“Colombian Peso”

definition

The Colombian peso is the official currency of Colombia. Its ISO code is COP, and its symbol is ($). The Colombian central bank, Banco de la República, issues the peso whose value subdivided into 100 centavos.

The history of the peso dates to 1810 when it was introduced to replace the previous currency, the real, with a rate of 1 peso per 8 reals. Later in 1847, the peso was decimalised, with a new ratio of 10 real per peso introduced.

In 1871 Colombia entered the gold standard and pegged the value of the peso to the French Franc at a rate of 1 peso per 5 francs, which soon had to be removed. In 1888 increasing printing costs caused further depreciation to the peso.

In 1903 the Colombian Government established the Junta de Amortización that fixed the value of the paper pesos at a rate of 100 paper pesos per 1 peso oro. In 1915 the new peso notes were introduced with the name of peso oro, that would last in the notes until 1993.

Later, in 1923 the Colombian Government created the Banco de la República to take over the functions of the Junta de Amortización. The new Colombian central bank pegged the peso against the British Pound at a rate of 5 pesos per 1 British Pound.
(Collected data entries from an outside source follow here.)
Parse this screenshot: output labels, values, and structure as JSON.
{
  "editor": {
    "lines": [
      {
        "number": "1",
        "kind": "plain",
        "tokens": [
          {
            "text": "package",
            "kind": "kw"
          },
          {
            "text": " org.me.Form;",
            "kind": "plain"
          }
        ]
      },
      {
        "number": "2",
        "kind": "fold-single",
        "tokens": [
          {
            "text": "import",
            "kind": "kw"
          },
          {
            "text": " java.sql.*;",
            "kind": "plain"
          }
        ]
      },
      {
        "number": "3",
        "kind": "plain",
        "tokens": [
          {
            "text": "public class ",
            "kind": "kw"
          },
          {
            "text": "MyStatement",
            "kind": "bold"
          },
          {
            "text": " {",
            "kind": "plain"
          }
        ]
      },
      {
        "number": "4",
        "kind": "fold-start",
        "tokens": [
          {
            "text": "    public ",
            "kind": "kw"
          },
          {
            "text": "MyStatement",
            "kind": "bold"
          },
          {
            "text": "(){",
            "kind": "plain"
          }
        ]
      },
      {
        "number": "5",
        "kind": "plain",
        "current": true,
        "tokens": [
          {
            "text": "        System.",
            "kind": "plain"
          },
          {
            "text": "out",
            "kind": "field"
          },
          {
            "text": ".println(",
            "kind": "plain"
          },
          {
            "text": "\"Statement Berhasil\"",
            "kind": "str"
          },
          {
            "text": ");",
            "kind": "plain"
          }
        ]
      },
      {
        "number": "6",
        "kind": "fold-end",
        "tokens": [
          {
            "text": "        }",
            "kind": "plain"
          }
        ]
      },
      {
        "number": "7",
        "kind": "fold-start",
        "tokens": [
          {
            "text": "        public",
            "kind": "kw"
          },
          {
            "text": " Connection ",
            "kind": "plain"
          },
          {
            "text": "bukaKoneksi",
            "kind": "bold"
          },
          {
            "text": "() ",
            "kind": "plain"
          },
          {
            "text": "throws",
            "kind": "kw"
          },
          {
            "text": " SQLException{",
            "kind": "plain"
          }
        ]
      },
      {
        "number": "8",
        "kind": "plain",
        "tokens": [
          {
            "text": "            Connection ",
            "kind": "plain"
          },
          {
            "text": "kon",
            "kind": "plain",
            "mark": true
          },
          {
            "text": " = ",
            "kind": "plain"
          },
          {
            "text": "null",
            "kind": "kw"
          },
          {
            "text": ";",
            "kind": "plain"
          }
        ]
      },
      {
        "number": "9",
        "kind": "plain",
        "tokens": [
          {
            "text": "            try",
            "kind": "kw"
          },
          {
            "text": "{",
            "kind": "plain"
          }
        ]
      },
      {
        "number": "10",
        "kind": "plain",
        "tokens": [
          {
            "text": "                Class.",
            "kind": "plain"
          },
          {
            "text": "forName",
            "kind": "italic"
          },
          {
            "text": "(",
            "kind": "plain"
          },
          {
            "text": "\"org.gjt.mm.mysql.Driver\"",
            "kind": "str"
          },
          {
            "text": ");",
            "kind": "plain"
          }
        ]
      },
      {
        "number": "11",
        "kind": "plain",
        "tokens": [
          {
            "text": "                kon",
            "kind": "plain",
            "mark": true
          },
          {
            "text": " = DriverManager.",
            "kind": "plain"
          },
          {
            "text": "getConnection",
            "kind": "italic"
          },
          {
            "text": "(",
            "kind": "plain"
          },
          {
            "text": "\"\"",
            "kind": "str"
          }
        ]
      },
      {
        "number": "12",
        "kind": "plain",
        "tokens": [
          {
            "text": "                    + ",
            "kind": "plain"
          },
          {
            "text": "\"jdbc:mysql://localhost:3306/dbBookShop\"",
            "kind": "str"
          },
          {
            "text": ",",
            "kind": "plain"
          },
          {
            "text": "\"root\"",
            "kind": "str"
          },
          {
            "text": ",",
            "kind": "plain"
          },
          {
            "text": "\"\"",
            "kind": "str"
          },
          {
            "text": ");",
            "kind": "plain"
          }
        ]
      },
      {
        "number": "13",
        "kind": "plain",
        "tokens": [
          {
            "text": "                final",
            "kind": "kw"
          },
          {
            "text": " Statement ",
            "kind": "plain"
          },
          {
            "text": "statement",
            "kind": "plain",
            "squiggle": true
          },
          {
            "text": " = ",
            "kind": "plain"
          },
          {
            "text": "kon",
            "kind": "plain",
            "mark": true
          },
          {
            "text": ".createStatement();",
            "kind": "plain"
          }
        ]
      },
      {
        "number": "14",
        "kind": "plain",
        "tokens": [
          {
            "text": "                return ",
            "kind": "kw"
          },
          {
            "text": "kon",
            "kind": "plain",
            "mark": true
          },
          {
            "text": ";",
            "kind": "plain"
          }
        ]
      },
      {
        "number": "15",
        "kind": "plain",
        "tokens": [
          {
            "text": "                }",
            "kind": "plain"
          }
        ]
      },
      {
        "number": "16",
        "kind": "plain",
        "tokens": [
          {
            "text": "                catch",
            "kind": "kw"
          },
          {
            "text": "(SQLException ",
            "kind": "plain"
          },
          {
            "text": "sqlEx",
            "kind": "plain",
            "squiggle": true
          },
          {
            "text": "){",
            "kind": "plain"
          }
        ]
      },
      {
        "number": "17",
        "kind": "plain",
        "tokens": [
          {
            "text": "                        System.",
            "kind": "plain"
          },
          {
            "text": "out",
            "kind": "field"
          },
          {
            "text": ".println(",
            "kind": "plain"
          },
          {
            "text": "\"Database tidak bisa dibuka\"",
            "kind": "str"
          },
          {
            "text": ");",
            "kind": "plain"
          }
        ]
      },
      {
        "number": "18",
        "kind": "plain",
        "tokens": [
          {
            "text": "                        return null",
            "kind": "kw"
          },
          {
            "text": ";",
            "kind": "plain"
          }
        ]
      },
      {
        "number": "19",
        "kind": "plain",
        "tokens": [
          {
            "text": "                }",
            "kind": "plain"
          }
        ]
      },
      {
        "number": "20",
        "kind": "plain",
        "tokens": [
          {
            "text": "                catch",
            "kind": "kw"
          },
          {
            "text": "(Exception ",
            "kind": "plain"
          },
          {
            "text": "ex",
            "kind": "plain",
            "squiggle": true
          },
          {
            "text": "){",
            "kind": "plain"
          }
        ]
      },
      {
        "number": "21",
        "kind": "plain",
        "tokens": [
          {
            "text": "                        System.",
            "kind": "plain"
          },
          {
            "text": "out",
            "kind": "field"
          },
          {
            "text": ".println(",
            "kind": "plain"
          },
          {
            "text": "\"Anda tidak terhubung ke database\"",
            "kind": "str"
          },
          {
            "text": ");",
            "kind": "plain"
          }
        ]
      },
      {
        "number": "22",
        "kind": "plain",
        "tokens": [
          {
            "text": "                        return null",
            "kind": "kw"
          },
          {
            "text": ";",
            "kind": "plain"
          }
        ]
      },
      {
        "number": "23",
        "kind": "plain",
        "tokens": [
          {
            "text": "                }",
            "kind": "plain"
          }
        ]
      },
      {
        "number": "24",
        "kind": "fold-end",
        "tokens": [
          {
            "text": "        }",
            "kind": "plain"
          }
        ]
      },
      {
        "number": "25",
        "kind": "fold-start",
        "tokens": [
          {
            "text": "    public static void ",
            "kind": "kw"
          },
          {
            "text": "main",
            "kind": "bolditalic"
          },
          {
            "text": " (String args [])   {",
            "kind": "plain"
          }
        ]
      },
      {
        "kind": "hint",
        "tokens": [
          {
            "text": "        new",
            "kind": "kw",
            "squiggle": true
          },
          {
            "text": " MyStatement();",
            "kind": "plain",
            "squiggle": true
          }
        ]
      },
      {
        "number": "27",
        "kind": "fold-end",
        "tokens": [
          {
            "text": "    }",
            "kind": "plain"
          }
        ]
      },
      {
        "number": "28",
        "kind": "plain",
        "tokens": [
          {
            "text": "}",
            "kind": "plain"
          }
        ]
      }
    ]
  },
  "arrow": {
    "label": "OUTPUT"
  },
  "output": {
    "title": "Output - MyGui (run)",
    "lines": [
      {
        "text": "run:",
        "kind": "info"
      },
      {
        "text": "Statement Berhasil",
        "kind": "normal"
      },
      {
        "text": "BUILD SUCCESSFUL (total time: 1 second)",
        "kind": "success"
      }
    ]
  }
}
In 1931, the UK abandoned the gold standard, and the peso was pegged to the U.S. dollar at a rate of 1.05 pesos per dollar, which represented a slight depreciation from the previous peg.

The Colombian peso depreciated further during the Great Depression of 1929 until 1937. From that year until 1959, the peso went through a period of appreciation, buoyed by average yearly inflation rates of 10%, which hampered Colombia´s traditional export activity.

During the second half of the 20th century, the peso went through steady depreciation, except for the coffee boom (1976 – 1979) and the discovery of Cusiana’s oil fields (1991 – 1997).

In the 21st century, the crises of 1999 and 2008  triggered strong devaluations on the Colombian peso, and since 2001, the Colombian Senate has been discussing the possibility of introducing a new peso with a rate of 1,000 current pesos to remove the zeroes from the current peso’s value.